The play takes place in 1920, at the beginning of what would soon be dubbed the Roaring Twenties. Young women everywhere have chopped off their hair and cropped their skirts, put in their diaphragms and put out in the back seats of newly-available automobiles. The two lead characters—sisters Elizabeth (Lizzy) and Celia—are dancers in a jazz club, leading what initially seems to be a gay life. But we soon discover that they both served as nurses during World War I. And despite their desperate efforts, it’s clear that they have been unable to put the war behind them.
The Great War caused an enormous loss of life -- by 1918, 16 million young men had perished. The men who came home, immortalized by Ernest Hemingway and F. Scott Fitzgerald as “The Lost Generation,” never really regained their footing. But what happened to the women of this era is less clear. The Devaney’s make the point that many young women were intimately involved in the struggle, and their pain was equal or sometimes greater than that of the men’s. Women didn’t start the war; they only cleaned up after it. As Lizzy says sardonically after she misses a cue, “It’s not like anyone’s gonna die because I missed a few steps, right?”
While her sister Celia comforts herself in the arms of a man who made it home, Lizzy strikes up a conversation with a veteran who stumbles into the bar. He begins by voicing all sorts of misconceptions about her involvement in the war. When she bitterly tells him that she was probably at the front way longer than he was, he encourages her to tell her story, and she reluctantly agrees.
The play is constructed as a series of flashbacks, traveling from the jazz club where the two sisters entertain to the hospital where they worked during the war and the church where Elizabeth secretly married her lover, who of course later died. The juxtaposition is expertly handled even if the outcome is to be expected.

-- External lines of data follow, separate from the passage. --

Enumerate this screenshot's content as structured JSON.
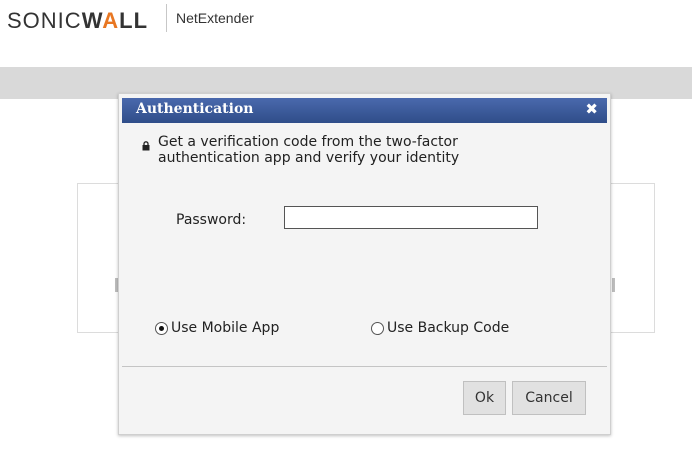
{
  "header": {
    "logo_part1": "SONIC",
    "logo_part2_w": "W",
    "logo_part2_a": "A",
    "logo_part2_ll": "LL",
    "product": "NetExtender"
  },
  "dialog": {
    "title": "Authentication",
    "close_glyph": "✖",
    "message": "Get a verification code from the two-factor authentication app and verify your identity",
    "password_label": "Password:",
    "password_value": "",
    "radio_mobile_label": "Use Mobile App",
    "radio_mobile_selected": true,
    "radio_backup_label": "Use Backup Code",
    "radio_backup_selected": false,
    "ok_label": "Ok",
    "cancel_label": "Cancel"
  },
  "colors": {
    "titlebar": "#3b5998",
    "logo_accent": "#e87722",
    "band": "#d9d9d9"
  },
  "icons": {
    "message": "lock-icon",
    "close": "close-icon"
  }
}
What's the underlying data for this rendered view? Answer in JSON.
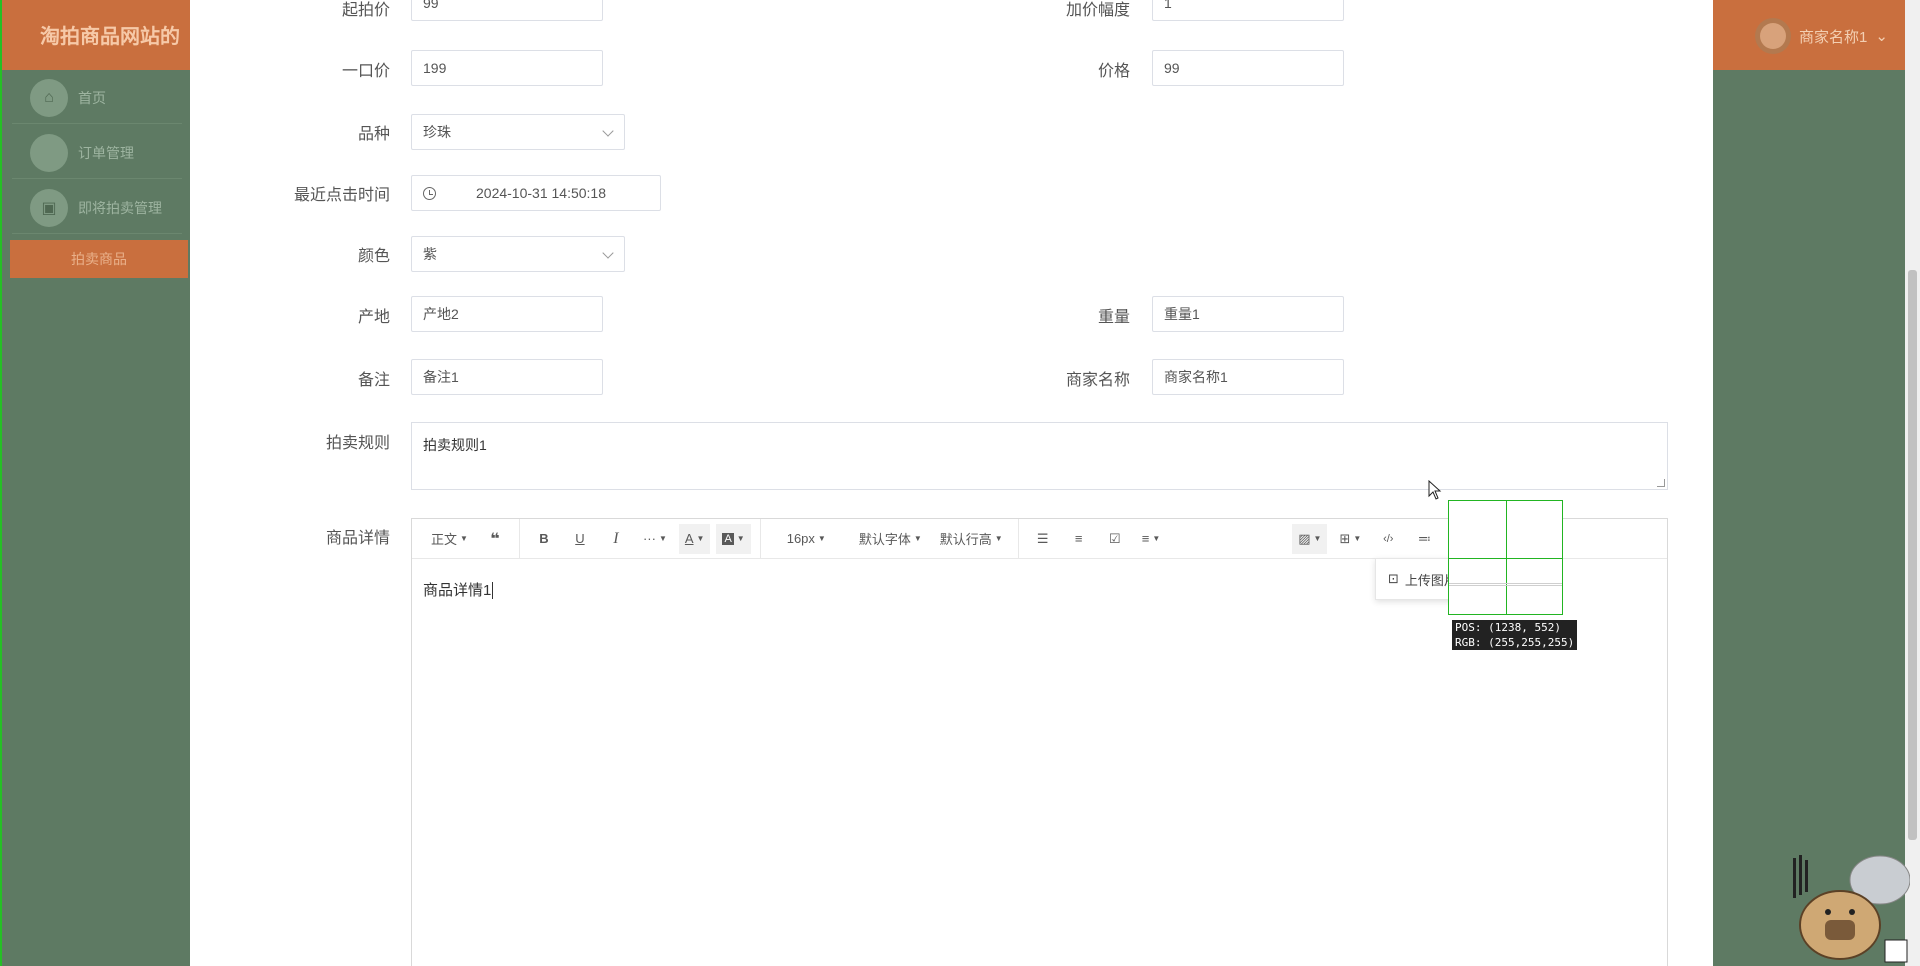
{
  "background_app": {
    "site_title": "淘拍商品网站的",
    "sidebar": [
      {
        "label": "首页",
        "icon": "home-icon"
      },
      {
        "label": "订单管理",
        "icon": "order-icon"
      },
      {
        "label": "即将拍卖管理",
        "icon": "briefcase-icon"
      }
    ],
    "active_menu": "拍卖商品",
    "user_name": "商家名称1"
  },
  "form": {
    "start_price": {
      "label": "起拍价",
      "value": "99"
    },
    "bid_increment": {
      "label": "加价幅度",
      "value": "1"
    },
    "buyout_price": {
      "label": "一口价",
      "value": "199"
    },
    "price": {
      "label": "价格",
      "value": "99"
    },
    "variety": {
      "label": "品种",
      "value": "珍珠"
    },
    "last_click_time": {
      "label": "最近点击时间",
      "value": "2024-10-31 14:50:18"
    },
    "color": {
      "label": "颜色",
      "value": "紫"
    },
    "origin": {
      "label": "产地",
      "value": "产地2"
    },
    "weight": {
      "label": "重量",
      "value": "重量1"
    },
    "remark": {
      "label": "备注",
      "value": "备注1"
    },
    "merchant_name": {
      "label": "商家名称",
      "value": "商家名称1"
    },
    "auction_rules": {
      "label": "拍卖规则",
      "value": "拍卖规则1"
    },
    "product_details": {
      "label": "商品详情",
      "value": "商品详情1"
    }
  },
  "editor_toolbar": {
    "paragraph": "正文",
    "font_size": "16px",
    "font_family": "默认字体",
    "line_height": "默认行高",
    "more": "···"
  },
  "image_menu": {
    "upload_label": "上传图片"
  },
  "pos_tooltip": {
    "pos": "POS:  (1238, 552)",
    "rgb": "RGB:  (255,255,255)"
  }
}
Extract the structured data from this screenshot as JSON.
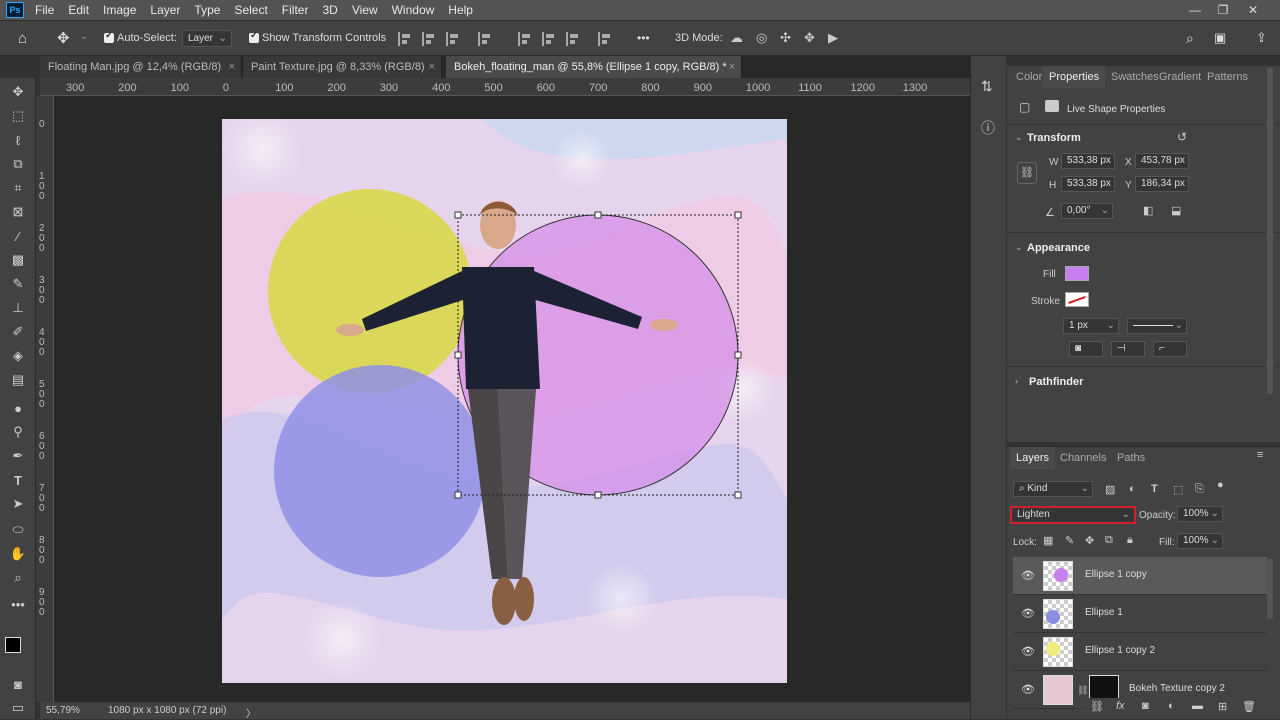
{
  "menu": {
    "logo": "Ps",
    "items": [
      "File",
      "Edit",
      "Image",
      "Layer",
      "Type",
      "Select",
      "Filter",
      "3D",
      "View",
      "Window",
      "Help"
    ]
  },
  "options": {
    "auto_select_label": "Auto-Select:",
    "auto_select_value": "Layer",
    "transform_controls_label": "Show Transform Controls",
    "more": "•••",
    "mode3d_label": "3D Mode:"
  },
  "tabs": [
    {
      "label": "Floating Man.jpg @ 12,4% (RGB/8)",
      "close": "×"
    },
    {
      "label": "Paint Texture.jpg @ 8,33% (RGB/8)",
      "close": "×"
    },
    {
      "label": "Bokeh_floating_man @ 55,8% (Ellipse 1 copy, RGB/8) *",
      "close": "×"
    }
  ],
  "ruler_top": [
    "300",
    "200",
    "100",
    "0",
    "100",
    "200",
    "300",
    "400",
    "500",
    "600",
    "700",
    "800",
    "900",
    "1000",
    "1100",
    "1200",
    "1300"
  ],
  "ruler_left": [
    "0",
    "1 0 0",
    "2 0 0",
    "3 0 0",
    "4 0 0",
    "5 0 0",
    "6 0 0",
    "7 0 0",
    "8 0 0",
    "9 0 0"
  ],
  "status": {
    "zoom": "55,79%",
    "doc_info": "1080 px x 1080 px (72 ppi)",
    "arrow": "〉"
  },
  "properties": {
    "tabs": [
      "Color",
      "Properties",
      "Swatches",
      "Gradient",
      "Patterns"
    ],
    "active_tab": "Properties",
    "live_shape_label": "Live Shape Properties",
    "transform_title": "Transform",
    "w_label": "W",
    "w_value": "533,38 px",
    "x_label": "X",
    "x_value": "453,78 px",
    "h_label": "H",
    "h_value": "533,38 px",
    "y_label": "Y",
    "y_value": "186,34 px",
    "angle_value": "0,00°",
    "appearance_title": "Appearance",
    "fill_label": "Fill",
    "fill_color": "#c77ff0",
    "stroke_label": "Stroke",
    "stroke_width": "1 px",
    "pathfinder_title": "Pathfinder"
  },
  "layers": {
    "tabs": [
      "Layers",
      "Channels",
      "Paths"
    ],
    "active_tab": "Layers",
    "kind_label": "Kind",
    "blend_mode": "Lighten",
    "opacity_label": "Opacity:",
    "opacity_value": "100%",
    "lock_label": "Lock:",
    "fill_label": "Fill:",
    "fill_value": "100%",
    "items": [
      {
        "name": "Ellipse 1 copy",
        "swatch": "#c77ff0",
        "selected": true
      },
      {
        "name": "Ellipse 1",
        "swatch": "#8a8ee0",
        "selected": false
      },
      {
        "name": "Ellipse 1 copy 2",
        "swatch": "#f0ec80",
        "selected": false
      },
      {
        "name": "Bokeh Texture copy 2",
        "swatch": "#e6c8d0",
        "selected": false
      }
    ]
  },
  "colors": {
    "highlight": "#d0202a",
    "yellow_circle": "#d8d84a",
    "blue_circle": "#8f90e6",
    "pink_circle": "#d48ae8"
  }
}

The play is both a lament to loves and lives lost and a passionate plea for, if not equal rights, at least respect for women’s roles. It tackles a huge span of subjects—war, love, death, feminism, even unwanted pregnancy.
Perhaps this is a bit too much to address, but ultimately, the play rises above it. The writing is passionate, articulate and heart-felt. Will Lizzy eventually heal? A coda suggests she probably won’t. But she will do the next best thing—she’ll go on. Perhaps that’s all we can hope for...and at least for now, perhaps it will have to be good enough.